The next day, when the sun was barely peeking over the horizon, Anuar Al-Muzara and his personal bodyguards boarded the Matilde. They pulled up on the starboard side in a boat with an outboard motor. The terrorist’s appearance surprised Aldo. For some reason he had imagined that he would be dealing with a short, potbellied man. On the contrary, the head of the Ezzedin al-Qassam was dressed elegantly but simply. It was hard to reconcile his appearance with a man who organized suicide attacks against Israeli civilians. He wasn’t armed; his guards, however, brandished the AK-47s, Kalashnikovs, across their chests.

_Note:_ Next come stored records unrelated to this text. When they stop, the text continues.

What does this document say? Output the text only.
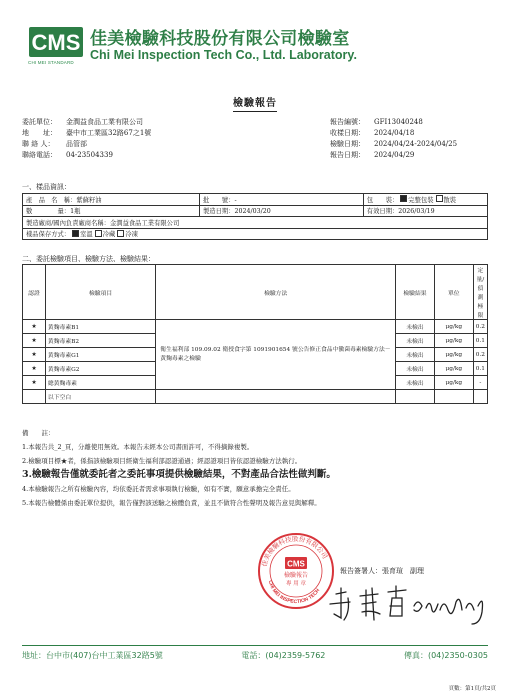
CMS
CHI MEI STANDARD
佳美檢驗科技股份有限公司檢驗室
Chi Mei Inspection Tech Co., Ltd. Laboratory.
檢驗報告
委託單位：	金潤益食品工業有限公司
地　　址：	臺中市工業區32路67之1號
聯 絡 人：	品管部
聯絡電話：	04-23504339
報告編號：	GFI13040248
收樣日期：	2024/04/18
檢驗日期：	2024/04/24-2024/04/25
報告日期：	2024/04/29
一、樣品資訊：
產　品　名　稱：紫蘇籽油	批　　號：-	包　　裝： 完整包裝 散裝
數　　　　量：1瓶	製造日期：2024/03/20	有效日期：2026/03/19
製造廠商/國內負責廠商名稱：金潤益食品工業有限公司		
樣品保存方式： 室溫 冷藏 冷凍		
二、委託檢驗項目、檢驗方法、檢驗結果：
認證	檢驗項目	檢驗方法	檢驗結果	單位	定量/偵測極限
★	黃麴毒素B1	衛生福利部 109.09.02 衛授食字第 1091901654 號公告修正食品中黴菌毒素檢驗方法－黃麴毒素之檢驗	未檢出	μg/kg	0.2
★	黃麴毒素B2		未檢出	μg/kg	0.1
★	黃麴毒素G1		未檢出	μg/kg	0.2
★	黃麴毒素G2		未檢出	μg/kg	0.1
★	總黃麴毒素		未檢出	μg/kg	-
	以下空白				
備　　註：
1.本報告共_2_頁，分離使用無效。本報告未經本公司書面許可，不得摘錄複製。
2.檢驗項目標★者，係指該檢驗項目經衛生福利部認證通過；經認證項目皆依認證檢驗方法執行。
3.檢驗報告僅就委託者之委託事項提供檢驗結果，不對產品合法性做判斷。
4.本檢驗報告之所有檢驗內容，均依委託者需求事項執行檢驗，如有不實，願意承擔完全責任。
5.本報告檢體係由委託單位提供，報告僅對該送驗之檢體負責，並且不做符合性聲明及報告意見與解釋。
佳美檢驗科技股份有限公司
CHI MEI INSPECTION TECH
CMS
檢驗報告
專 用 章
報告簽署人：張育瑄　副理
地址：台中市(407)台中工業區32路5號	電話：(04)2359-5762	傳真：(04)2350-0305
頁數：第1頁/共2頁
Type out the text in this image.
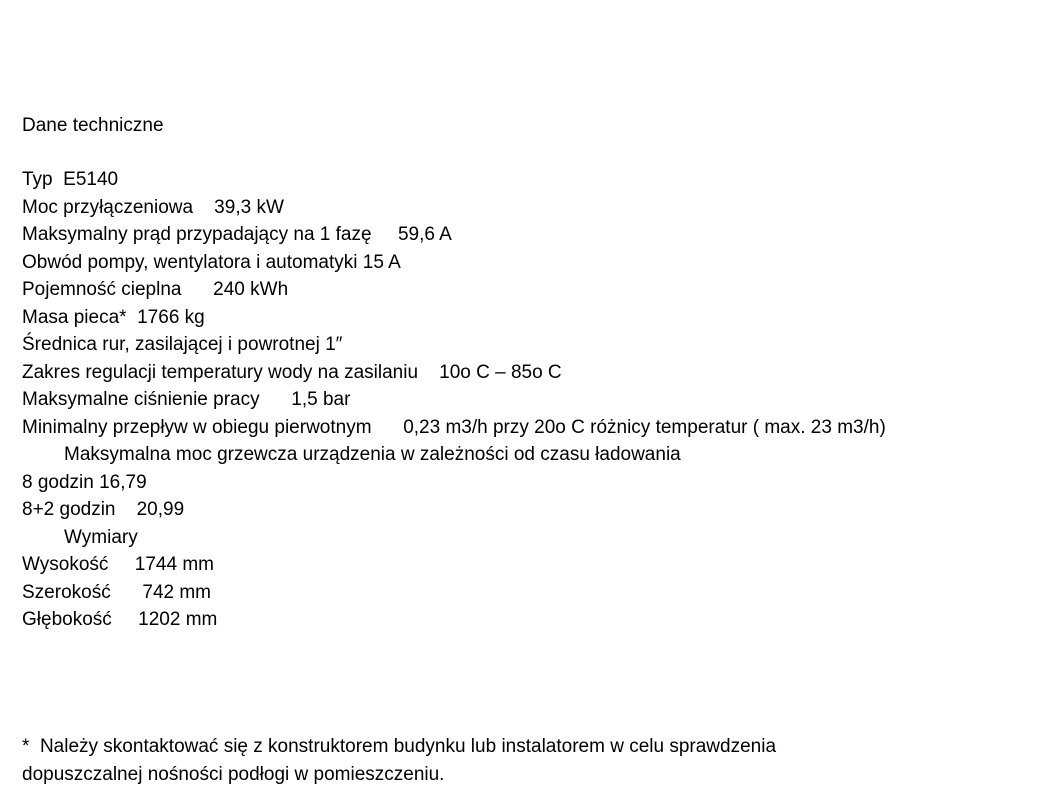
Dane techniczne
Typ  E5140
Moc przyłączeniowa    39,3 kW
Maksymalny prąd przypadający na 1 fazę     59,6 A
Obwód pompy, wentylatora i automatyki 15 A
Pojemność cieplna      240 kWh
Masa pieca*  1766 kg
Średnica rur, zasilającej i powrotnej 1″
Zakres regulacji temperatury wody na zasilaniu    10o C – 85o C
Maksymalne ciśnienie pracy      1,5 bar
Minimalny przepływ w obiegu pierwotnym      0,23 m3/h przy 20o C różnicy temperatur ( max. 23 m3/h)
Maksymalna moc grzewcza urządzenia w zależności od czasu ładowania
8 godzin 16,79
8+2 godzin    20,99
Wymiary
Wysokość     1744 mm
Szerokość      742 mm
Głębokość     1202 mm
*  Należy skontaktować się z konstruktorem budynku lub instalatorem w celu sprawdzenia
dopuszczalnej nośności podłogi w pomieszczeniu.
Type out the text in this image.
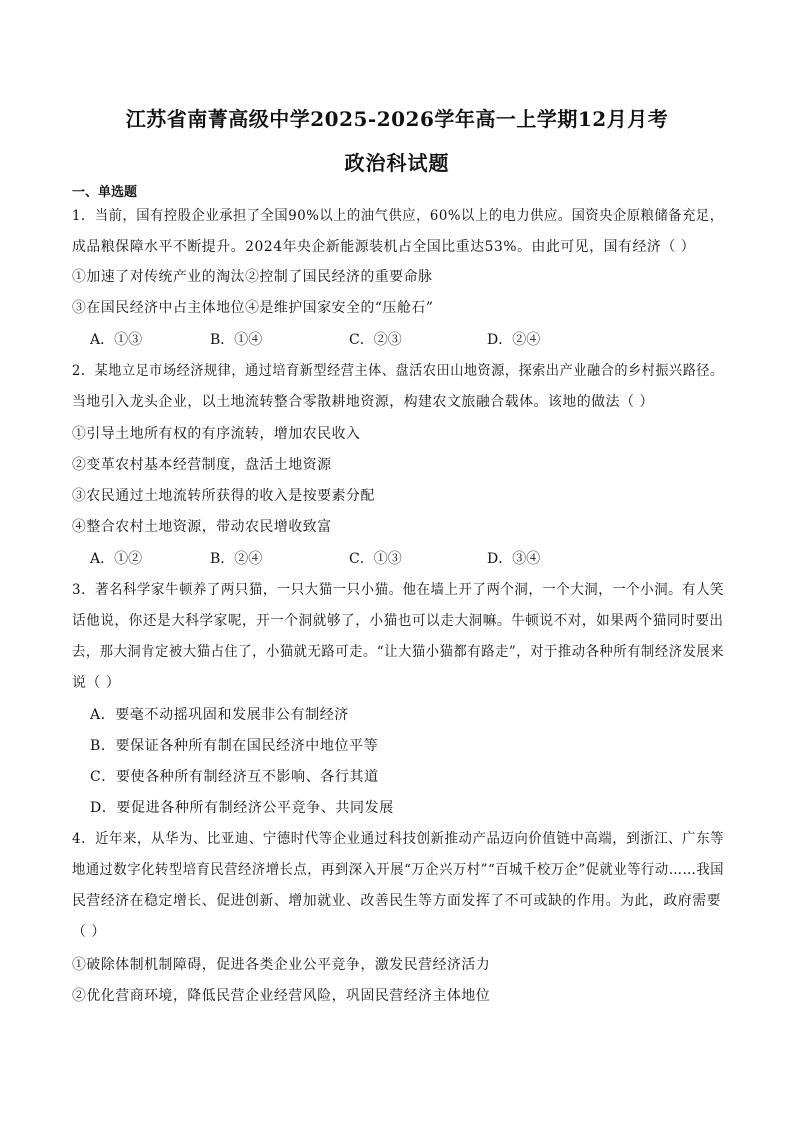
江苏省南菁高级中学2025-2026学年高一上学期12月月考
政治科试题
一、单选题
1．当前，国有控股企业承担了全国90%以上的油气供应，60%以上的电力供应。国资央企原粮储备充足，
成品粮保障水平不断提升。2024年央企新能源装机占全国比重达53%。由此可见，国有经济（ ）
①加速了对传统产业的淘汰②控制了国民经济的重要命脉
③在国民经济中占主体地位④是维护国家安全的“压舱石”
A．①③	B．①④	C．②③	D．②④
2．某地立足市场经济规律，通过培育新型经营主体、盘活农田山地资源，探索出产业融合的乡村振兴路径。
当地引入龙头企业，以土地流转整合零散耕地资源，构建农文旅融合载体。该地的做法（ ）
①引导土地所有权的有序流转，增加农民收入
②变革农村基本经营制度，盘活土地资源
③农民通过土地流转所获得的收入是按要素分配
④整合农村土地资源，带动农民增收致富
A．①②	B．②④	C．①③	D．③④
3．著名科学家牛顿养了两只猫，一只大猫一只小猫。他在墙上开了两个洞，一个大洞，一个小洞。有人笑
话他说，你还是大科学家呢，开一个洞就够了，小猫也可以走大洞嘛。牛顿说不对，如果两个猫同时要出
去，那大洞肯定被大猫占住了，小猫就无路可走。“让大猫小猫都有路走”，对于推动各种所有制经济发展来
说（ ）
A．要毫不动摇巩固和发展非公有制经济
B．要保证各种所有制在国民经济中地位平等
C．要使各种所有制经济互不影响、各行其道
D．要促进各种所有制经济公平竞争、共同发展
4．近年来，从华为、比亚迪、宁德时代等企业通过科技创新推动产品迈向价值链中高端，到浙江、广东等
地通过数字化转型培育民营经济增长点，再到深入开展“万企兴万村”“百城千校万企”促就业等行动……我国
民营经济在稳定增长、促进创新、增加就业、改善民生等方面发挥了不可或缺的作用。为此，政府需要
（ ）
①破除体制机制障碍，促进各类企业公平竞争，激发民营经济活力
②优化营商环境，降低民营企业经营风险，巩固民营经济主体地位
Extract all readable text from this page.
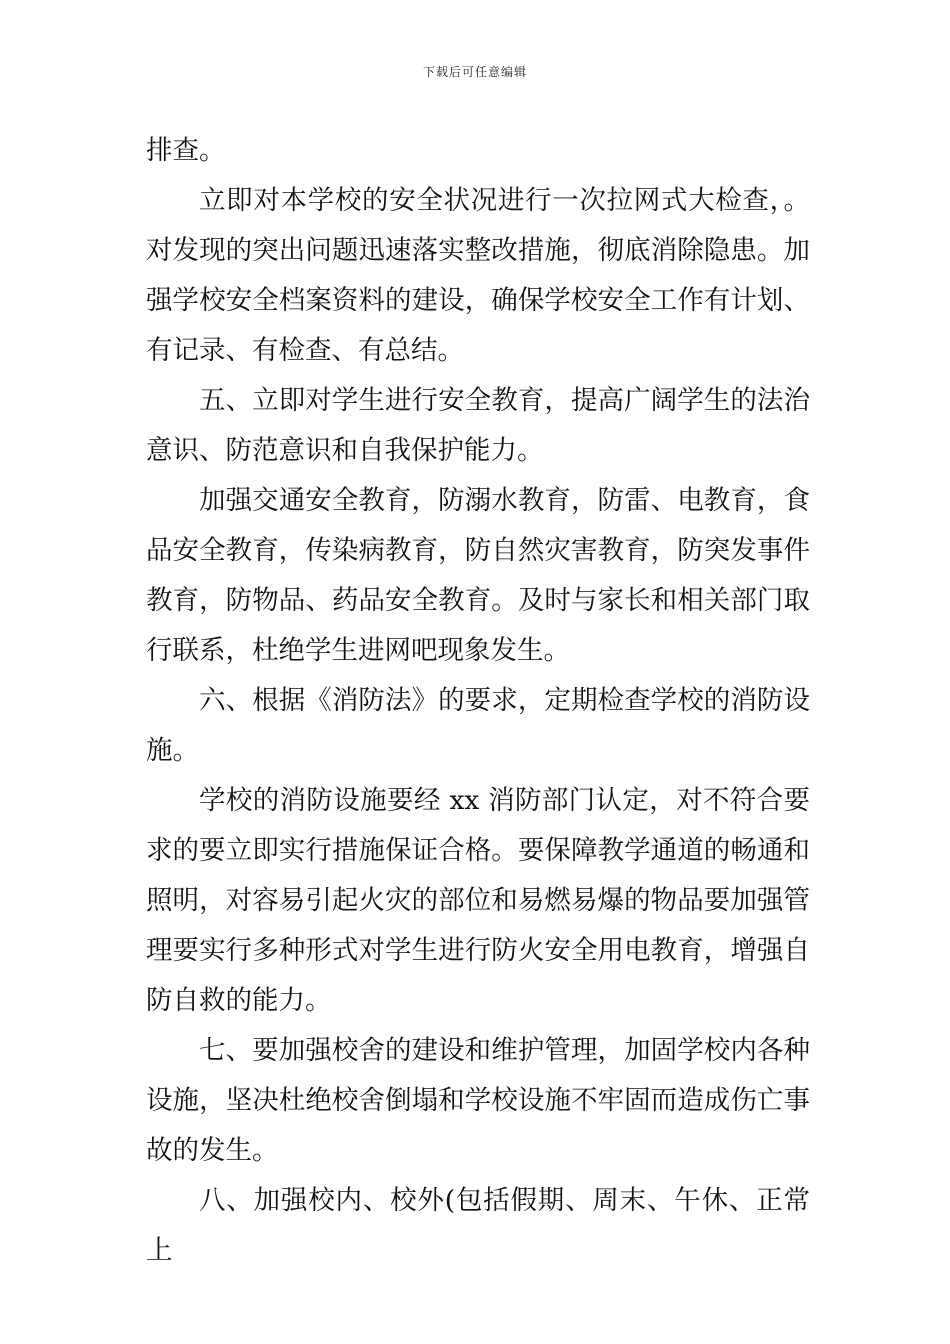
下载后可任意编辑

排查。

立即对本学校的安全状况进行一次拉网式大检查，。对发现的突出问题迅速落实整改措施，彻底消除隐患。加强学校安全档案资料的建设，确保学校安全工作有计划、有记录、有检查、有总结。

五、立即对学生进行安全教育，提高广阔学生的法治意识、防范意识和自我保护能力。

加强交通安全教育，防溺水教育，防雷、电教育，食品安全教育，传染病教育，防自然灾害教育，防突发事件教育，防物品、药品安全教育。及时与家长和相关部门取行联系，杜绝学生进网吧现象发生。

六、根据《消防法》的要求，定期检查学校的消防设施。

学校的消防设施要经 xx 消防部门认定，对不符合要求的要立即实行措施保证合格。要保障教学通道的畅通和照明，对容易引起火灾的部位和易燃易爆的物品要加强管理要实行多种形式对学生进行防火安全用电教育，增强自防自救的能力。

七、要加强校舍的建设和维护管理，加固学校内各种设施，坚决杜绝校舍倒塌和学校设施不牢固而造成伤亡事故的发生。

八、加强校内、校外(包括假期、周末、午休、正常上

Anuar Al-Muzara detested arms dealers, who wallowed in cash and didn’t comply with the third pillar of Islam, zakat, or giving alms. He yearned for the golden age of communist Russia, when the Cold War showed no
signs of ending and the Soviet Union provided arms at bargain prices or even free to Marxist and Leninist liberation movements. Since the fall of the Berlin Wall, the end of the Cold War and the dismantling of the Soviet Union, revolutionary groups had been obligated to turn to black-market arms dealers such as Adnan Khashoggi, Rauf Al-Abiyia and this Mohamed Abu Yihad, a man who didn’t inspire much confidence. Still, as much as he disliked them, he needed them. For the strike he was planning, the riskiest of his career, he would need to restock, especially with explosives. So he greeted them politely, wishing that the peace of Allah be with them.
“As-salaam-alaikun.”
“Alaikun salaam,” Aldo and Rauf chorused back.
Some of the guards stayed on deck, scanning the sea as well as the sky; two of them accompanied their boss down into the boat. There was sugary tea, as the Arabs liked, and an excellent Sanani Mocha coffee. The dialogue continued on good terms, but Aldo sensed an underlying tension that prevented him from enjoying the successful conclusion of the million-dollar deal. When the meeting was finished, the prices were agreed, the handover locations for the weapons were fixed and the fifty-million-dollar down payment collected, machine-counted and checked for forgeries, Anuar Al-Muzara stood up and saluted them in the traditional manner, touching his lips and forehead with the tips of his fingers before extending his hand and bowing.